Xarray I/O Documentation: http://xarray.pydata.org/en/latest/io.html

In [None]:
%matplotlib inline

import os

import xarray as xr

## Setup

In [None]:
ds = xr.tutorial.load_dataset('rasm')  # this actually loads data using xr.open_dataset
ds

## Saving xarray datasets as netcdf files

Xarray provides a high-level method for writing netCDF files directly from Xarray Datasets/DataArrays.

In [None]:
# writing data to a netcdf file
ds.to_netcdf('./data/rasm.nc')

In [None]:
!ncdump -h ./data/rasm.nc

# Opening xarray datasets

Xarray's `open_dataset` and `open_mfdataset` are the primary functions for opening local or remote datasets such as netCDF, GRIB, OpenDap, and HDF. These operations are all supported by third party libraries (engines) for which xarray provides a common interface. 

In [None]:
ds2 = xr.open_dataset('./data/rasm.nc', engine='netcdf4')
ds2

In [None]:
assert ds is not ds2  # they aren't the same dataset
assert ds.equals(ds2) # but they are equal

*Definition*

**Roundtrip**: the ability to read/write a dataset without changing its contents

## Multifile datasets

Xarray can read/write multifile datasets using the `open_mfdataset` and `save_mfdataset` functions. 

In [None]:
years, datasets = zip(*ds.groupby('time.year'))
paths = ['./data/%s.nc' % y for y in years]
print(paths)

In [None]:
# write the 4 netcdf files
xr.save_mfdataset(datasets, paths)

In [None]:
!ls ./data/
!ncdump -h data/1981.nc

In [None]:
# open a group of files and concatenate them into a single xarray.Dataset
ds3 = xr.open_mfdataset('./data/19*nc')
assert ds3.equals(ds2)

## Zarr

Zarr is a Python package providing an implementation of chunked, compressed, N-dimensional arrays. Zarr has the ability to store arrays in a range of ways, including in memory, in files, and in cloud-based object storage such as Amazon S3 and Google Cloud Storage. Xarray’s Zarr backend allows xarray to leverage these capabilities.
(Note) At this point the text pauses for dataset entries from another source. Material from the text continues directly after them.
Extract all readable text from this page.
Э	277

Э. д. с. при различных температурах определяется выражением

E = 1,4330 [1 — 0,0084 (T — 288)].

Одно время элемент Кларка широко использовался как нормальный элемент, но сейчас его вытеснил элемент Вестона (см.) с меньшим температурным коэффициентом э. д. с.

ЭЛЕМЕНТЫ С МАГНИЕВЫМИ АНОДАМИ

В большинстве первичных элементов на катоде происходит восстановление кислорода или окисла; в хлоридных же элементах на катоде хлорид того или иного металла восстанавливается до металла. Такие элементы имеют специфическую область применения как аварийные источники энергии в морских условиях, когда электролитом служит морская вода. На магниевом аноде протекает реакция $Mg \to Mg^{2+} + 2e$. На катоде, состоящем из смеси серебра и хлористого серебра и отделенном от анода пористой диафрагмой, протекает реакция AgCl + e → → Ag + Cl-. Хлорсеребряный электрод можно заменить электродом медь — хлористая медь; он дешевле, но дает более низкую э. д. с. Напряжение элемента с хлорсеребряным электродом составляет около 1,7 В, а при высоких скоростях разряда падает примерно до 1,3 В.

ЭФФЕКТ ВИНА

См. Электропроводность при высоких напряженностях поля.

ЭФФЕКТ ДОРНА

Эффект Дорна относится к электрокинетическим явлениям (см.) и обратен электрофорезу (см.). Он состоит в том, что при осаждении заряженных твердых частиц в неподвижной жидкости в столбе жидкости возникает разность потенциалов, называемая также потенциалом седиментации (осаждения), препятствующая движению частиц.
*Note: Zarr support is still an experimental feature. Please report any bugs or unexepected behavior via github issues.*

In [None]:
# Zarr
ds.to_zarr('./data/rasm.zarr', mode='w')

In [None]:
!ls data/*zarr
!du -h data/*zarr

In [None]:
import zarr
compressor = zarr.Blosc(clevel=2, shuffle=-1)
ds.to_zarr('./data/rasm_compressed.zarr', mode='w', encoding={var: {'compressor': compressor} for var in ds.variables})

In [None]:
!ls data/*zarr
!du -h data/*zarr

## Interoperability

Xarray objects include exports methods that allow users to transform data from the Xarray data model to other data models such as Pandas, Iris, and CDMS. 

Below is a quick example of how to export a time series from Xarray to Pandas.  

In [None]:
t_series = ds.isel(x=100, y=100)['Tair'].to_pandas()
t_series.head()

In [None]:
t_series.to_csv('data/rasm_point.csv')